Vorletzten Sonntag stellte uns Toni (Seline’s Hostfather) freundlicherweise sein Auto zur Verfügung. So nutzten wir die Möglichkeit, zviert gen Norden ins kleine Städtchen Mooloolaba zu höttern, welches nicht einmal im Reiseführer erwähnt wird! Das Städtchen (oder Dörfchen) ist ziemlich niedlich und gepflegt, jedoch recht bevölkert. Die Küstenlinie zeigte sich mit ihren flachen Riffelsen und dem weissen Strand als äusserst abwechslungsreich. Da steht man noch auf schroffem Gestein, so versinkt man einige Meter weiter im weichen Sand. Und vor allem: Endlich hohe Wellen und kein sandverstreuender Wind!

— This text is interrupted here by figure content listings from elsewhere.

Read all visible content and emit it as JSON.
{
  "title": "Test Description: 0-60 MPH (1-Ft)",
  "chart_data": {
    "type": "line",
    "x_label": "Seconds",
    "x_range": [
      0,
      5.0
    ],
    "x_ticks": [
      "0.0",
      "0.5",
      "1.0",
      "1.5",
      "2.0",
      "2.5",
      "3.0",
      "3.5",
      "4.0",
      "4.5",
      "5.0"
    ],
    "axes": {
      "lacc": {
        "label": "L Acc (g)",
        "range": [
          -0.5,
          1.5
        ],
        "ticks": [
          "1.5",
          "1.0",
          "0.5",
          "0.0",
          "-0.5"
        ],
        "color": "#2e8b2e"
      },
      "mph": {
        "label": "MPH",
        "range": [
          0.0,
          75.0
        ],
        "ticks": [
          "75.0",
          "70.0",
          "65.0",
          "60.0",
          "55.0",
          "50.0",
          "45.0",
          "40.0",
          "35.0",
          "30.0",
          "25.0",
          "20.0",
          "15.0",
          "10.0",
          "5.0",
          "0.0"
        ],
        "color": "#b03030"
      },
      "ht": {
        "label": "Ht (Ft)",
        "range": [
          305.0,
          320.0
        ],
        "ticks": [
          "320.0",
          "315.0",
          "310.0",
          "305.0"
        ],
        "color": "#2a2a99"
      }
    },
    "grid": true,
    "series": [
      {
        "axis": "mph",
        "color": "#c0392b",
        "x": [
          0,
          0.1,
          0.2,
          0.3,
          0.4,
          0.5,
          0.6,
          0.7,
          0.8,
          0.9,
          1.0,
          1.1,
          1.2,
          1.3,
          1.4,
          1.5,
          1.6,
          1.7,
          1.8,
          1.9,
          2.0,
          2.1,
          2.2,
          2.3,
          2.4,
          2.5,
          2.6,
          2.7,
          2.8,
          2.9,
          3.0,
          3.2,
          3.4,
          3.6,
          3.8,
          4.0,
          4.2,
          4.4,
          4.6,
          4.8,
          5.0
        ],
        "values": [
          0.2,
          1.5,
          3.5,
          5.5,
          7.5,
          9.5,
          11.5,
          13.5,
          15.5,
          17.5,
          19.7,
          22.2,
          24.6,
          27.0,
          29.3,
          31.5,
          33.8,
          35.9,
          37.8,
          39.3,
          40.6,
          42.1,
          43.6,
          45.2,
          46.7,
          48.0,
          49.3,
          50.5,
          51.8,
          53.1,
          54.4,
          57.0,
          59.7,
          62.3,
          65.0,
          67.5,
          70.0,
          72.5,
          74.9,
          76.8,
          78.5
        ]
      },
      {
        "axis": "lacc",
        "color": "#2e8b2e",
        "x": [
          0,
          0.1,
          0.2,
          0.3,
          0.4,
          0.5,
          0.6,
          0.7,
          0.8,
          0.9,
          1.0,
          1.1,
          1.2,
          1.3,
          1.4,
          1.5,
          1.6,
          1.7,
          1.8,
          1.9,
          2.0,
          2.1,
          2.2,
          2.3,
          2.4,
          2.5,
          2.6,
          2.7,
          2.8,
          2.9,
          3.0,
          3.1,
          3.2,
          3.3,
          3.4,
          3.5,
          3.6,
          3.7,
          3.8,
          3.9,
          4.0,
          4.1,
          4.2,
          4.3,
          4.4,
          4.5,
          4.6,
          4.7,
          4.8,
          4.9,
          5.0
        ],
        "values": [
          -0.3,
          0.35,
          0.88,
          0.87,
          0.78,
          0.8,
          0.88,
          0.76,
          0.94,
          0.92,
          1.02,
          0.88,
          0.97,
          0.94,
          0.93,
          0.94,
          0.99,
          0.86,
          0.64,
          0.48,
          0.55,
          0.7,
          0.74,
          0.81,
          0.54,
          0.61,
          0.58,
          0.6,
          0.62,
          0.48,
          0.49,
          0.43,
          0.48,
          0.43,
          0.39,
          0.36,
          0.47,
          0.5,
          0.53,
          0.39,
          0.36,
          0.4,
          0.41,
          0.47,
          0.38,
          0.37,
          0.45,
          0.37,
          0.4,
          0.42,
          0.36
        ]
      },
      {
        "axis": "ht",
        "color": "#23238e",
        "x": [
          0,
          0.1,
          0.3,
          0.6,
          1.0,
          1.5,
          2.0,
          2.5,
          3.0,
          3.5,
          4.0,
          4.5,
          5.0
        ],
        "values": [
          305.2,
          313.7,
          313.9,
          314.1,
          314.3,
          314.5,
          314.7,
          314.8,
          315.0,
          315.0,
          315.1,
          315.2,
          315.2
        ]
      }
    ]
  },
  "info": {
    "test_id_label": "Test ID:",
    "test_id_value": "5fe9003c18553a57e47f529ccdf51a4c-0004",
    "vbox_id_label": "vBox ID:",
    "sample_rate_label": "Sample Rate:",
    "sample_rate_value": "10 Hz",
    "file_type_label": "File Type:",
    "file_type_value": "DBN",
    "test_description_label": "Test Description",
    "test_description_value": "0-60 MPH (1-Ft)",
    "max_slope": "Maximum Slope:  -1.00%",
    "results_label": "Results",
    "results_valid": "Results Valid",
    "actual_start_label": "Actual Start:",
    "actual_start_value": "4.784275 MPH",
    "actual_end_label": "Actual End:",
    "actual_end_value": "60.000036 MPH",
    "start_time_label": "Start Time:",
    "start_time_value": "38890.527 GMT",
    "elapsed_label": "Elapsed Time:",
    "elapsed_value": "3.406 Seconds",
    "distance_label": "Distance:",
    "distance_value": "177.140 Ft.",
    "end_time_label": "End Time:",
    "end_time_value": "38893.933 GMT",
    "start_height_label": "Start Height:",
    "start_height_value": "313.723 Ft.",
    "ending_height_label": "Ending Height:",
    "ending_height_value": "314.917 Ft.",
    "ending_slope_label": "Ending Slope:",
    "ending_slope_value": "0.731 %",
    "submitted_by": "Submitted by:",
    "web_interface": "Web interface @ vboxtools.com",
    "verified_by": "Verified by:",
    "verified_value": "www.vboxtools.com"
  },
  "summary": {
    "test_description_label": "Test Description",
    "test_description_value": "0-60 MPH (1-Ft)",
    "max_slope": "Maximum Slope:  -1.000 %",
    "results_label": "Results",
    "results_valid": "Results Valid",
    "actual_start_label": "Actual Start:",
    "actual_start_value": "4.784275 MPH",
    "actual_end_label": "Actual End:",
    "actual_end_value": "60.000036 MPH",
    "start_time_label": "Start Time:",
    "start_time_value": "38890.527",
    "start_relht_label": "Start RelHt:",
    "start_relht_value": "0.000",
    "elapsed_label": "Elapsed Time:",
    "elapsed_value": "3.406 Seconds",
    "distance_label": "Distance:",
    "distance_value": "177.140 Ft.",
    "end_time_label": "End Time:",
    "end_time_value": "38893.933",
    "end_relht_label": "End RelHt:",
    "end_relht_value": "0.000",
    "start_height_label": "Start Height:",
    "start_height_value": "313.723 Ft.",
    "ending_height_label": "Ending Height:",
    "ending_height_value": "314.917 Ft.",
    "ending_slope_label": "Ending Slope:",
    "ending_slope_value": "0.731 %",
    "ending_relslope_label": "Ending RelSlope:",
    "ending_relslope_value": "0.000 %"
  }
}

Was nicht anders zu erwarten war an einem solch schönen Sonnentag, dass ziemlich viele Tüechlis vorzufinden waren. Es herrschten zwar keine Nizza’schen Umstände, doch war man keineswegs alleine mit dieser netten Idee. So neigte sich leider die Sonne schneller dem Horizonte zu als erwünscht...
Letzte Woche war von kurzfristiger Natur: Vier verschiedene Klassen packten ihre acht Sachen (Food inkl.) und verreisten für drei Tage auf die Stradbroke Island. Die Insel, von den Brisies liebevoll „Straddie“ genannt, besteht etwa zu 95% aus Sand und hat nicht soviel zu bieten, was ausgezeichnet ist, denn der Erholungseffekt ist somit umso grösser. Auch wären sogenannte tourist attractions völlig fehl am Platz. Dazu kommen noch dutzende, einsame Strände, welche die Insel massgebend schmücken und aufwerten. Touristisch überflutet kann es gar nicht werden, weil zu wenig Unterkünfte vorhanden sind und die Insel verhältnismässig gross ist. Neben zwei Pubs, einem kleinen Getränkelädeli und wenigen Hotels ist kaum was zu finden. So war es klar, dass die ganze Verpflegung „an Land“ besorgt werden musste, gekocht wurde schlussendlich klassenweise. Auch machten es die Lehrer spannend, weil der ursprüngliche Zweck ein sogenanntes „alternative learning“ sein sollte. Was auch immer unter diesem Begriff zu verstehen sei, die nächsten Tage sollten Licht ins Dunkel bringen...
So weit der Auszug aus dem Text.